The CJEU has attempted once again to strike a balance between protecting the rights of brand owners and the interests of parallel importers, with the objective of ensuring that the free movement of goods is not disproportionately restricted. Although the rulings have been positively received by pharmaceutical companies, they leave room for further development of the case law at national court level in deciding whether and when consumer resistance to traces of opening on the outer packaging of a product should be considered strong enough to justify the adoption of new outer packaging by parallel importers. This will be fact-sensitive and the different attitudes and approaches to be adopted by national courts remain to be seen.
Although the UK is no longer in the EU, it does still recognise EEA exhaustion of IP rights and allows parallel imports from the EEA into the UK. The FMD obligations to affix safety features no longer apply in Great Britain, although packs that have FMD safety features are still accepted. The MHRA encourages – but has not required – companies to retain tamper evidence devices on packs, so it is feasible that UK courts faced with a similar factual scenario may reach a different conclusion as to the necessity of any repackaging. Parallel imports of medicines into Northern Ireland will continue to be subject to the FMD requirements.

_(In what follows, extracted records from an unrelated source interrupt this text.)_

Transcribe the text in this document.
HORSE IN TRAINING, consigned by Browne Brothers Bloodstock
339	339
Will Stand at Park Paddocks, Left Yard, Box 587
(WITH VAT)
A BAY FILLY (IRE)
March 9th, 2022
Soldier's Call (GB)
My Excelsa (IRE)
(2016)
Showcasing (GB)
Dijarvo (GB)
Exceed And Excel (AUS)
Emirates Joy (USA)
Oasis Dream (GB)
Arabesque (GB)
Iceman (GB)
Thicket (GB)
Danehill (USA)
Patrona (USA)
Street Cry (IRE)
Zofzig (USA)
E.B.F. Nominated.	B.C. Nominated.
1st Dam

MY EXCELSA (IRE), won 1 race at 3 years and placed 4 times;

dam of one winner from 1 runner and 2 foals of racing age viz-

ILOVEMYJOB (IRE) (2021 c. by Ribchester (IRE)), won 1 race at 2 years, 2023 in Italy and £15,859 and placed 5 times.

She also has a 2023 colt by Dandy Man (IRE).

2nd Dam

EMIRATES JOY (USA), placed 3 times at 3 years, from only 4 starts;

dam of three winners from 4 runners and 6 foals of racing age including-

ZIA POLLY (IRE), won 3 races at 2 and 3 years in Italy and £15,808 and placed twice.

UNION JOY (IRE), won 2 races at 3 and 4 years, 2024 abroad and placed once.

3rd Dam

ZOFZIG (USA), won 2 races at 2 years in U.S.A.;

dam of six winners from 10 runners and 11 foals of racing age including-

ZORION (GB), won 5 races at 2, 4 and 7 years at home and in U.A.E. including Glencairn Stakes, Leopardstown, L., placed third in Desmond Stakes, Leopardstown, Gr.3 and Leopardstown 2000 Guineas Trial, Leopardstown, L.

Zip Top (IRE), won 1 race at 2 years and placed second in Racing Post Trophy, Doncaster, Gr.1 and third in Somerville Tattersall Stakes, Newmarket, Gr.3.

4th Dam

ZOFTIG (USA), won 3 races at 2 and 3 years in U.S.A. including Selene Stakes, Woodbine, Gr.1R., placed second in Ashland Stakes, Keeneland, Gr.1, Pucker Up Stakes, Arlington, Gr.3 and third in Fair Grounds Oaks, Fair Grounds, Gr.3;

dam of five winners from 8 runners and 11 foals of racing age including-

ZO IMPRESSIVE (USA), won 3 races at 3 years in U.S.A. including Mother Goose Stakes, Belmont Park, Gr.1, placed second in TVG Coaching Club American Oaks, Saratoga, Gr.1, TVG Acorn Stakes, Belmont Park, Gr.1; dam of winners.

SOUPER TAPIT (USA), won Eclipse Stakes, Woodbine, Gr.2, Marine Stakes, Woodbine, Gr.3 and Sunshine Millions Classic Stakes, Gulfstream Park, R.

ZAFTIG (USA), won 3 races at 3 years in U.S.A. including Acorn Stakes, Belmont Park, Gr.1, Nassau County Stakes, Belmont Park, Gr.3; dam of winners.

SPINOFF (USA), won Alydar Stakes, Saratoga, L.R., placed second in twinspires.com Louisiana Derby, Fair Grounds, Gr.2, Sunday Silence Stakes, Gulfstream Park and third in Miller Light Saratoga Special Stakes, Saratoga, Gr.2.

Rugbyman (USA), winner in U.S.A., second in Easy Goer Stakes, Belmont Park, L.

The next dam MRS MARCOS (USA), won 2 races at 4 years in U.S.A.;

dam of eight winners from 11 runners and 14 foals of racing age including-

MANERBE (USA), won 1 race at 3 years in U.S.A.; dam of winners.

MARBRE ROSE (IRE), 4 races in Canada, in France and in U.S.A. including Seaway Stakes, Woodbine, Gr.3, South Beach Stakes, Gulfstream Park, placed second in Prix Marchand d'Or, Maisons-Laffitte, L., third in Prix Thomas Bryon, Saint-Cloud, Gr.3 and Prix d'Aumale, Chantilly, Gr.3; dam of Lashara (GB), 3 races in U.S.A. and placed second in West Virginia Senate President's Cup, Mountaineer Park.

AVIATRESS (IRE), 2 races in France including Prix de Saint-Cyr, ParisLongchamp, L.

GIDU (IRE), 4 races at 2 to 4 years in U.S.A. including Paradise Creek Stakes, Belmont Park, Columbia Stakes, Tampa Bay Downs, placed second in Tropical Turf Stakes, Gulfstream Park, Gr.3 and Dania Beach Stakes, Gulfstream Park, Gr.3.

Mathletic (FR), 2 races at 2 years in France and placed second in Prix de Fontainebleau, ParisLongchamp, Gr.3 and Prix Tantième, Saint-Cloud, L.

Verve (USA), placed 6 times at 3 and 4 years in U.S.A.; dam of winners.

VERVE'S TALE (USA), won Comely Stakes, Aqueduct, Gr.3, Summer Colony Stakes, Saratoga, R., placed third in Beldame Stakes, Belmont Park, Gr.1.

Readers of our BioSlice Blog may also be aware that these three CJEU rulings were delivered on the same day as the joined cases of C-253/20 Impexeco NV v Novartis, and C-254/20 PI Pharma v Novartis, which we discuss in this blog post. This ruling examined the circumstances under which a parallel importer may rebrand a generic product that is being imported with the brand name of a reference product. This was the first time that the CJEU considered and applied exhaustion of trade mark rights principles in circumstances in which a generic product is rebranded to that of the reference product by parallel importers, with the CJEU once again ruling in favour of brand owners.